Simpson was involved in digitizing Hancock County’s registry of deeds — a process that ended in litigation. On Sept. 1, 2009, a Hancock County Superior Court judge ruled in the case MacImage of Maine v. Hancock County that documents in Registry of Deeds offices throughout Maine are public. The case cleared the way for a private vendor to offer access to deeds throughout the state.

Following the ruling, Simpson contacted the remaining 15 counties in Maine. announcing his interest in expanding the services of his Web site registryofdeeds.com to the entire state and asking county officials to work with him.
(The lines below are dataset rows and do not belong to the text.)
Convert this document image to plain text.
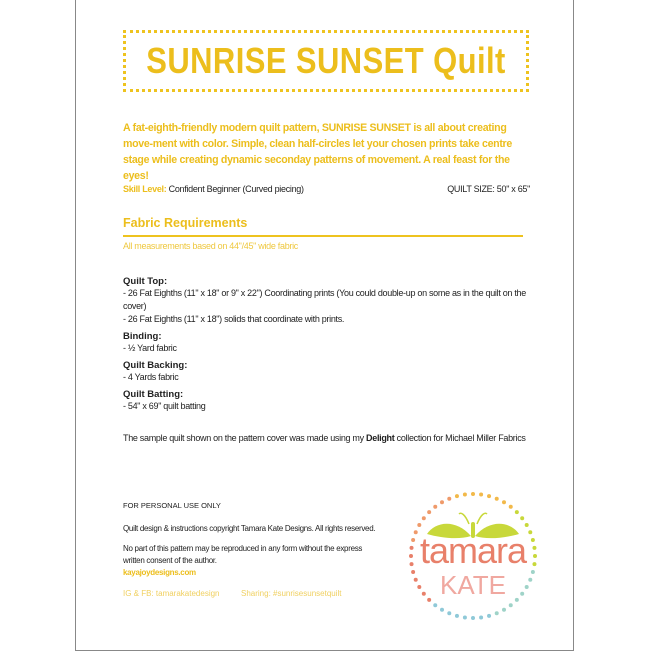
SUNRISE SUNSET Quilt
A fat-eighth-friendly modern quilt pattern, SUNRISE SUNSET is all about creating move-ment with color. Simple, clean half-circles let your chosen prints take centre stage while creating dynamic seconday patterns of movement. A real feast for the eyes!
Skill Level: Confident Beginner (Curved piecing)	QUILT SIZE: 50" x 65"
Fabric Requirements
All measurements based on 44"/45" wide fabric
Quilt Top:
- 26 Fat Eighths (11" x 18" or 9" x 22") Coordinating prints (You could double-up on some as in the quilt on the cover)
- 26 Fat Eighths (11" x 18") solids that coordinate with prints.
Binding:
- ½ Yard fabric
Quilt Backing:
- 4 Yards fabric
Quilt Batting:
- 54" x 69" quilt batting
The sample quilt shown on the pattern cover was made using my Delight collection for Michael Miller Fabrics
FOR PERSONAL USE ONLY
Quilt design & instructions copyright Tamara Kate Designs. All rights reserved.
No part of this pattern may be reproduced in any form without the express
written consent of the author.
kayajoydesigns.com
IG & FB: tamarakatedesign	Sharing: #sunrisesunsetquilt
tamara
KATE
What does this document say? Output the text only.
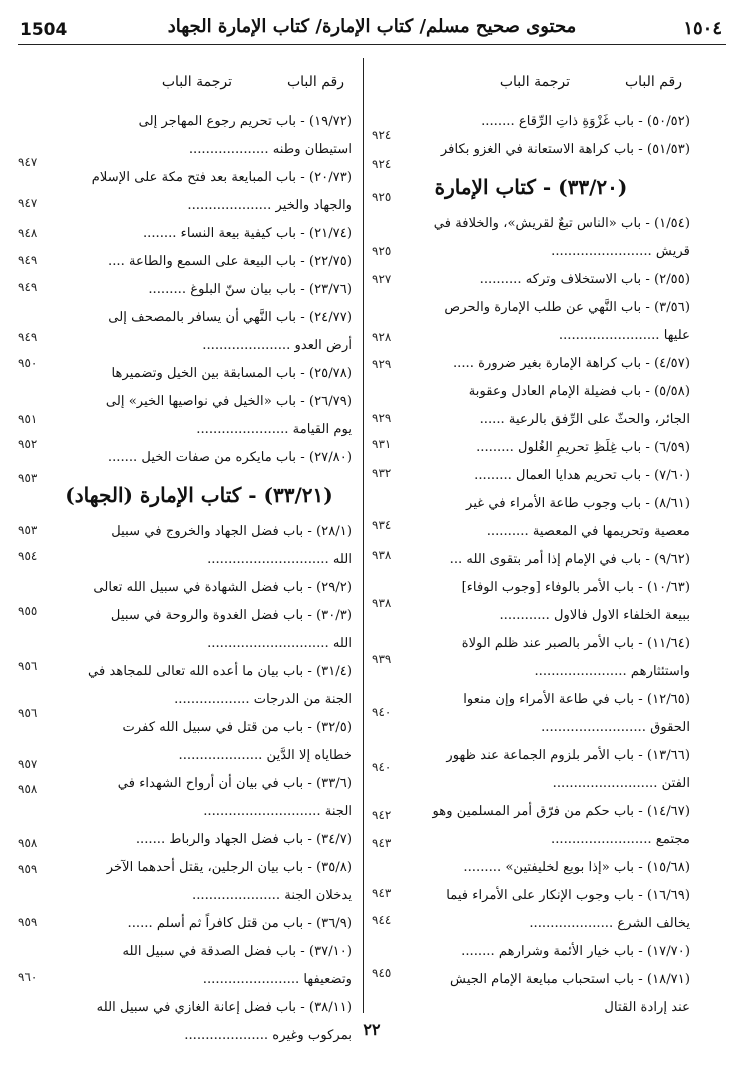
1504	محتوى صحيح مسلم/ كتاب الإمارة/ كتاب الإمارة الجهاد	١٥٠٤
رقم الباب
ترجمة الباب
(٥٠/٥٢) - باب غَزْوَةِ ذاتِ الرِّقاع ........
(٥١/٥٣) - باب كراهة الاستعانة في الغزو بكافر
(٣٣/٢٠) - كتاب الإمارة
(١/٥٤) - باب «الناس تبعٌ لقريش»، والخلافة في
قريش ........................
(٢/٥٥) - باب الاستخلاف وتركه ..........
(٣/٥٦) - باب النَّهي عن طلب الإمارة والحرص
عليها ........................
(٤/٥٧) - باب كراهة الإمارة بغير ضرورة .....
(٥/٥٨) - باب فضيلة الإمام العادل وعقوبة
الجائر، والحثّ على الرِّفق بالرعية ......
(٦/٥٩) - باب غِلَظِ تحريمِ الغُلول .........
(٧/٦٠) - باب تحريم هدايا العمال .........
(٨/٦١) - باب وجوب طاعة الأمراء في غير
معصية وتحريمها في المعصية ..........
(٩/٦٢) - باب في الإمام إذا أمر بتقوى الله ...
(١٠/٦٣) - باب الأمر بالوفاء [وجوب الوفاء]
ببيعة الخلفاء الاول فالاول ............
(١١/٦٤) - باب الأمر بالصبر عند ظلم الولاة
واستئثارهم ......................
(١٢/٦٥) - باب في طاعة الأمراء وإن منعوا
الحقوق .........................
(١٣/٦٦) - باب الأمر بلزوم الجماعة عند ظهور
الفتن .........................
(١٤/٦٧) - باب حكم من فرّق أمر المسلمين وهو
مجتمع ........................
(١٥/٦٨) - باب «إذا بويع لخليفتين» .........
(١٦/٦٩) - باب وجوب الإنكار على الأمراء فيما
يخالف الشرع ....................
(١٧/٧٠) - باب خيار الأئمة وشرارهم ........
(١٨/٧١) - باب استحباب مبايعة الإمام الجيش
عند إرادة القتال
٩٢٤
٩٢٤
٩٢٥
٩٢٥
٩٢٧
٩٢٨
٩٢٩
٩٢٩
٩٣١
٩٣٢
٩٣٤
٩٣٨
٩٣٨
٩٣٩
٩٤٠
٩٤٠
٩٤٢
٩٤٣
٩٤٣
٩٤٤
٩٤٥
رقم الباب
ترجمة الباب
(١٩/٧٢) - باب تحريم رجوع المهاجر إلى
استيطان وطنه ...................
(٢٠/٧٣) - باب المبايعة بعد فتح مكة على الإسلام
والجهاد والخير ....................
(٢١/٧٤) - باب كيفية بيعة النساء ........
(٢٢/٧٥) - باب البيعة على السمع والطاعة ....
(٢٣/٧٦) - باب بيان سنّ البلوغ .........
(٢٤/٧٧) - باب النَّهي أن يسافر بالمصحف إلى
أرض العدو .....................
(٢٥/٧٨) - باب المسابقة بين الخيل وتضميرها
(٢٦/٧٩) - باب «الخيل في نواصيها الخير» إلى
يوم القيامة ......................
(٢٧/٨٠) - باب مايكره من صفات الخيل .......
(٣٣/٢١) - كتاب الإمارة (الجهاد)
(٢٨/١) - باب فضل الجهاد والخروج في سبيل
الله .............................
(٢٩/٢) - باب فضل الشهادة في سبيل الله تعالى
(٣٠/٣) - باب فضل الغدوة والروحة في سبيل
الله .............................
(٣١/٤) - باب بيان ما أعده الله تعالى للمجاهد في
الجنة من الدرجات ..................
(٣٢/٥) - باب من قتل في سبيل الله كفرت
خطاياه إلا الدَّين ....................
(٣٣/٦) - باب في بيان أن أرواح الشهداء في
الجنة ............................
(٣٤/٧) - باب فضل الجهاد والرباط .......
(٣٥/٨) - باب بيان الرجلين، يقتل أحدهما الآخر
يدخلان الجنة .....................
(٣٦/٩) - باب من قتل كافراً ثم أسلم ......
(٣٧/١٠) - باب فضل الصدقة في سبيل الله
وتضعيفها .......................
(٣٨/١١) - باب فضل إعانة الغازي في سبيل الله
بمركوب وغيره ....................
٩٤٧
٩٤٧
٩٤٨
٩٤٩
٩٤٩
٩٤٩
٩٥٠
٩٥١
٩٥٢
٩٥٣
٩٥٣
٩٥٤
٩٥٥
٩٥٦
٩٥٦
٩٥٧
٩٥٨
٩٥٨
٩٥٩
٩٥٩
٩٦٠
٢٢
To date, Simpson said, two counties have proposed a copying fee to comply with his request — Piscataquis, offering deeds at 9.5 cents, and Androscoggin at 12 cents per document.

In Waldo County, as in many other counties throughout the state, the request was viewed as a threat to revenue that the county collects for copies of documents housed in its registry of deeds.

The Waldo County registry charges $1 to $2 per page for copies of land documents. Online, Waldo County deeds are available through a third-party service for a subscription rate of $30 per month plus fees for searches and document views, or on a purely pay-per-view arrangement of $3 per document view. Fees add up to around $75,000 per year.

On Tuesday, the county commissioners approved a fee of 2.5 cents per image, and an additional indexing charge of 2 cents per document that they say would be charged by ACS, vendor for the county’s electronic land records.

Upon hearing the numbers, Simpson offered a rhetorical question. “How much do you think it costs to copy an image from one hard drive to another?” he said.

According to Simpson, it would take a programmer no more than six hours at a hypothetical rate of $150 per hour — an estimate he claims to have proposed to the counties — plus the cost of the hard drive on which to store the data, which he priced at between $100 and $300.

Simpson estimated each document would include an average of three images, bringing the per-document total to 9.5 cents — the same rate offered by Piscataquis County — and the grand total for the roughly 250,000 electronic records in the Waldo County registry to more than $23,000. The difference between Simpson’s estimate and the county’s formula can be explained in part by the fact that Simpson views the transaction as a bulk exchange of data, while the county has held to a per-page or per-document charge.

Simpson has maintained that he would give half his proceeds to the county and would invest all of his own profits into digitizing any registry documents not currently available in electronic form, provided the county put up matching funds.

“There’s the possibility of making a much bigger revenue pie and not hurting the county’s revenues at all,” he said, “and providing a much-needed service.”

May 4, County Register of Deeds Deloris Page presented the commissioners with a breakdown of the time, materials and labor behind each paper copy and electronic copy the Registry sells. The exhaustive list, which included the cost of paper, toner, personnel, amortization of infrastructure and outside contracts relating to the registry’s holdings, produced a bottom line cost of $2.15 per paper copy, with the possibility of additional fees for certified copies and mailing or faxing.

Page, however recommended retaining the $1-per-page rate for paper copies, and the commissioners agreed, though several voiced interest in reconsidering the fee schedule at a later date.

Commissioner Donald Berry said the county could be justified in charging for what he called the “fetch effect,” or the amount of time it takes to complete a task. “Not to seek a grab,” he said, “but I know that you’ve got a labor-intensive situation to go get something.”

Page had figured five minutes per page, time that she said could include taking apart the registry record books in order to photocopy them. Berry suggested that the county could charge $2 for the first page and $1 per additional page to cover the initial setup time.

Commissioner William Shorey suggested charging for postage after Page noted that the Registry currently doesn’t charge extra to mail documents.

The commissioners approved the new rates. Berry said the Commission has not heard from Simpson since he met with the commissioners in January.